Die in der britischen Finanzmetropole London ansässige Bank HSBC teilte mit, die Vorgänge seien bekannt und das Institut konzentriere sich seit Jahren auf den Kampf gegen Finanzbetrug. Die ebenfalls in London beheimatete Standard Chartered teilte mit, umfangreiche Maßnahmen ergriffen zu haben. Die deutsche Finanzaufsicht BaFin und die Europäische Zentralbank (EZB) wollten sich nicht äußern.
"INTERNATIONALES VORGEHEN NOTWENDIG"
SPD-Chef Norbert Walter-Borjans forderte eine schärfere Strafverfolgung. "Wir brauchen ein Unternehmensstrafrecht, dass nicht nur einzelne Mitarbeiter, sondern Täter-Banken im Fall von Rechtsverletzungen als Ganzes zur Rechenschaft zieht - bis hin zum Lizenzentzug", sagte Walter-Borjans den Zeitungen der Funke Mediengruppe. Notwendig sei auch ein gemeinsames Vorgehen mit anderen Ländern. "Die internationale Uneinigkeit spielt den gewissenlosen Akteuren gewiss in die Hände."
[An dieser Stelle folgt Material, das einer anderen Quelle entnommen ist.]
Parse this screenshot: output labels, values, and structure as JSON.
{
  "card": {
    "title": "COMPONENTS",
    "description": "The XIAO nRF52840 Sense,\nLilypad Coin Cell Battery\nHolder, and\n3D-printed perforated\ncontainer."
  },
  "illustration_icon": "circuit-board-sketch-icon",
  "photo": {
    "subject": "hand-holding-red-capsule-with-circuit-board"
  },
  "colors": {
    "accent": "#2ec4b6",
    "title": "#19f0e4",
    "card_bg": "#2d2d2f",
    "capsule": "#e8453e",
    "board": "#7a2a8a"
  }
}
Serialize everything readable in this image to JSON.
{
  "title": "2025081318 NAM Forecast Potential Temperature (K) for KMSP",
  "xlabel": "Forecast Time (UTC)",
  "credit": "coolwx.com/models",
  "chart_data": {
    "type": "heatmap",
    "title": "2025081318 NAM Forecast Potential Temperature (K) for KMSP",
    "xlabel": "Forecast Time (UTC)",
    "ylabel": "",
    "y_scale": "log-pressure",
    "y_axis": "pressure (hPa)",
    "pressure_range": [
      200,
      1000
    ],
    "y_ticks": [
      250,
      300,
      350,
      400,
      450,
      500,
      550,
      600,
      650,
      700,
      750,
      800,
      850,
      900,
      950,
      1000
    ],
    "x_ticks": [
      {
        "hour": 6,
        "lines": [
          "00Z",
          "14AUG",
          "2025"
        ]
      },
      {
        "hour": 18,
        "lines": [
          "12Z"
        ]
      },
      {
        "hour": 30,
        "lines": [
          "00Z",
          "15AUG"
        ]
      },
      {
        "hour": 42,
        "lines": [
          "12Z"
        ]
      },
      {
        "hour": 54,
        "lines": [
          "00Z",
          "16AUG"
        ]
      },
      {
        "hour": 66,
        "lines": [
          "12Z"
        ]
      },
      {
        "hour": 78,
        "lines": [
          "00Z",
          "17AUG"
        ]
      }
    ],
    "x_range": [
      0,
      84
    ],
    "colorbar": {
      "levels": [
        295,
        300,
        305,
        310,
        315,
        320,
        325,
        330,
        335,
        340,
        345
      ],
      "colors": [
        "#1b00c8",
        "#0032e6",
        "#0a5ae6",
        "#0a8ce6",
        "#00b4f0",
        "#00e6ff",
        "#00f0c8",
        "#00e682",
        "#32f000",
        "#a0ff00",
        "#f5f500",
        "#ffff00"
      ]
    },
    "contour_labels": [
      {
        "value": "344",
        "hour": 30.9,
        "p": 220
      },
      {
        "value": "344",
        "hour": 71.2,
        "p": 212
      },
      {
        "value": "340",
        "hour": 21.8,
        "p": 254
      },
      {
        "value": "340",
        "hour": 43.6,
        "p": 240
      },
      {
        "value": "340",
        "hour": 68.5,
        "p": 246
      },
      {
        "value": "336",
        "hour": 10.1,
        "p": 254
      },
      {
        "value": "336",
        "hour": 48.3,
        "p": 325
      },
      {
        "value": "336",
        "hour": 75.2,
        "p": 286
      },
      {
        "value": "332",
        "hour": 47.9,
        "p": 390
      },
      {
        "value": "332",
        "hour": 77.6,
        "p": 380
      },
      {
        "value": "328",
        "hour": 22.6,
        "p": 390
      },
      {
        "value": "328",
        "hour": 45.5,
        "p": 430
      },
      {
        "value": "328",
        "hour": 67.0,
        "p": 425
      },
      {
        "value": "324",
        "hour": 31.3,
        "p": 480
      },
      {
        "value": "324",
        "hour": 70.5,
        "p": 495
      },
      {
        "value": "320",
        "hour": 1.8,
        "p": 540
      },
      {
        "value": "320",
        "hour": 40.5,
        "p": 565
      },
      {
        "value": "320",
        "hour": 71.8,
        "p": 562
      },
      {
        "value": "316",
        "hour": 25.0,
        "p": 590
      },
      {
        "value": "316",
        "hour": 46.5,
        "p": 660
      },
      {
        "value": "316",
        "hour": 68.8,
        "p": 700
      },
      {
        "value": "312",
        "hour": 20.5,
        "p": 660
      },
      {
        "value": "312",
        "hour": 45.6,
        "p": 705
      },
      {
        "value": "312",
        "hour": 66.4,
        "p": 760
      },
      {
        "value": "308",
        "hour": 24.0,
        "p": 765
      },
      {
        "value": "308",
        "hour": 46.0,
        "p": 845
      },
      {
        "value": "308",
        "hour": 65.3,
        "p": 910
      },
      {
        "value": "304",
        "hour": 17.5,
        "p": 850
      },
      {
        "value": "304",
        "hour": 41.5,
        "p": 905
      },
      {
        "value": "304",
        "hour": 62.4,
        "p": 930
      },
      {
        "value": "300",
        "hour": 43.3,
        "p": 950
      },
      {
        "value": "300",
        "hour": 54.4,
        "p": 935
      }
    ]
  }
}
In den Medien um "BuzzFeed" hieß es, die Vorgänge bei den Banken seien zögerlich und zum Teil mit jahrelanger Verspätung erst gemeldet worden. In vielen Fällen hätten Banken eigene Standards zur Bekämpfung von Geldwäsche unerlaufen, etwa bei der Überprüfung von Neukunden. So sei etwa häufig nicht geklärt worden, wem Gelder gehörten, die im Namen von Briefkastenfirmen angelegt worden seien. Insgesamt waren an der Recherche 110 Medien aus 88 Ländern beteiligt, aus Deutschland waren NDR, WDR, und "Süddeutsche Zeitung" dabei. Insgesamt durchforsteten die Redakteure 2100 Geldwäsche-Verdachtsmeldungen aus den Jahren 2000 bis 2017 im Gesamtvolumen von über zwei Billionen Dollar.